Lu Christopher Y, Hartono John, Senitko Martin, Chen Jianlin
Department of Internal Medicine, Nephrology Division, UT Southwestern Medical Center, Dallas, Texas 63110, USA.
Curr Opin Nephrol Hypertens. 2007 Mar;16(2):83-9. doi: 10.1097/MNH.0b013e3280403c4e.
Ischemic acute kidney injury may be exacerbated by an inflammatory response. How injury elicits inflammation remains a major question in understanding acute kidney injury. The present review examines the hypothesis that molecules released by injured cells elicit inflammation.
After necrotic death, intracellular molecules find their way into the extracellular space.
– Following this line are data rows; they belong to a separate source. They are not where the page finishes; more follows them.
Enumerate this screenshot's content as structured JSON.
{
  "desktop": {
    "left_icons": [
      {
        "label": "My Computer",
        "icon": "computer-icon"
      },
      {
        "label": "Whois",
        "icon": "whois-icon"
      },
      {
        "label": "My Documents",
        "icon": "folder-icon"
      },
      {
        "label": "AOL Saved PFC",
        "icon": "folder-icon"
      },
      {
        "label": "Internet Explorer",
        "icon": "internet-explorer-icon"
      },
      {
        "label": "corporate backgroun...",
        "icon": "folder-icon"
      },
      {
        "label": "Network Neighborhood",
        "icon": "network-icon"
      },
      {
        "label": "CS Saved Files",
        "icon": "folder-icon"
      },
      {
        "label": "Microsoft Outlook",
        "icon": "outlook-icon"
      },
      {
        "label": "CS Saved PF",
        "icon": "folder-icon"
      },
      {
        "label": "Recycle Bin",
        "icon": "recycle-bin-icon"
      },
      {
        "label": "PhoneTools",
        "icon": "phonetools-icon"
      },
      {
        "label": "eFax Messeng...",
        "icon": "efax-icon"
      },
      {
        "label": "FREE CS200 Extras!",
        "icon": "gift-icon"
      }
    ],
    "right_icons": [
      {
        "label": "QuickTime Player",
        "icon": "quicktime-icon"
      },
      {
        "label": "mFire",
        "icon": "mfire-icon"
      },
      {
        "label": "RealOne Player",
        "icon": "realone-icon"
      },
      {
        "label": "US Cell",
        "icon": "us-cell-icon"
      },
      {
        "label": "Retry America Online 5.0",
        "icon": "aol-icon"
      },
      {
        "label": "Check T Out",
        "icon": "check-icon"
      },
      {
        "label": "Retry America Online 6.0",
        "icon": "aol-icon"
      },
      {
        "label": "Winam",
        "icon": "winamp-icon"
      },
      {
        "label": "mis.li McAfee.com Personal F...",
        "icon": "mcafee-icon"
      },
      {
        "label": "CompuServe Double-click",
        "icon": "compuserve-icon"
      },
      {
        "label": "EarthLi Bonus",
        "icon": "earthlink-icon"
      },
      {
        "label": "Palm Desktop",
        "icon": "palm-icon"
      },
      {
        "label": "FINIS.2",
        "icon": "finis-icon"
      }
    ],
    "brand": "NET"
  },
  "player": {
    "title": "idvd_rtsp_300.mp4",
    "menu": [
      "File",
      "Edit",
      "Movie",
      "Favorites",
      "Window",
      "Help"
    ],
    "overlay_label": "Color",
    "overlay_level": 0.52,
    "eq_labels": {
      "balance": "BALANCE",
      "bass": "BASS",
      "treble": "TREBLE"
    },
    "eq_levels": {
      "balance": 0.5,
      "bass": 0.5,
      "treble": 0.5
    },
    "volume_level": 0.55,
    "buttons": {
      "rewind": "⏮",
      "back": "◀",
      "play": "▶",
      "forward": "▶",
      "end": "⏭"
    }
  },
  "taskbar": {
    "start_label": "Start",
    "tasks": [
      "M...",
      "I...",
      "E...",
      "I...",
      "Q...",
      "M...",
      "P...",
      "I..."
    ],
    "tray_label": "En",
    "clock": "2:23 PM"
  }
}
These molecules include heat shock proteins and HMGB1. Receptors for these proteins include TLR4, TLR2, CD91 and RAGE. These proinflammatory mechanisms may be so useful that nature has evolved mechanisms for programming necrotic death via poly(ADP-ribose) polymerase and cyclophilin D. In addition, apoptosis may also elicit inflammation.
The concepts discussed in this review are important for clinical medicine. Drugs and genetic manipulation may ameliorate ischemic kidney injury by regulating the inflammatory response to cell injury.
缺血性急性肾损伤可能会因炎症反应而加重。损伤如何引发炎症仍是理解急性肾损伤的一个主要问题。本综述探讨了受损细胞释放的分子引发炎症这一假说。
细胞坏死死亡后,细胞内分子进入细胞外空间。这些分子包括热休克蛋白和高迁移率族蛋白B1。这些蛋白的受体包括Toll样受体4、Toll样受体2、CD91和晚期糖基化终末产物受体。这些促炎机制可能非常有用,以至于自然界进化出了通过聚(ADP - 核糖)聚合酶和亲环素D编程坏死死亡的机制。此外,细胞凋亡也可能引发炎症。
本综述中讨论的概念对临床医学很重要。药物和基因操作可能通过调节对细胞损伤的炎症反应来改善缺血性肾损伤。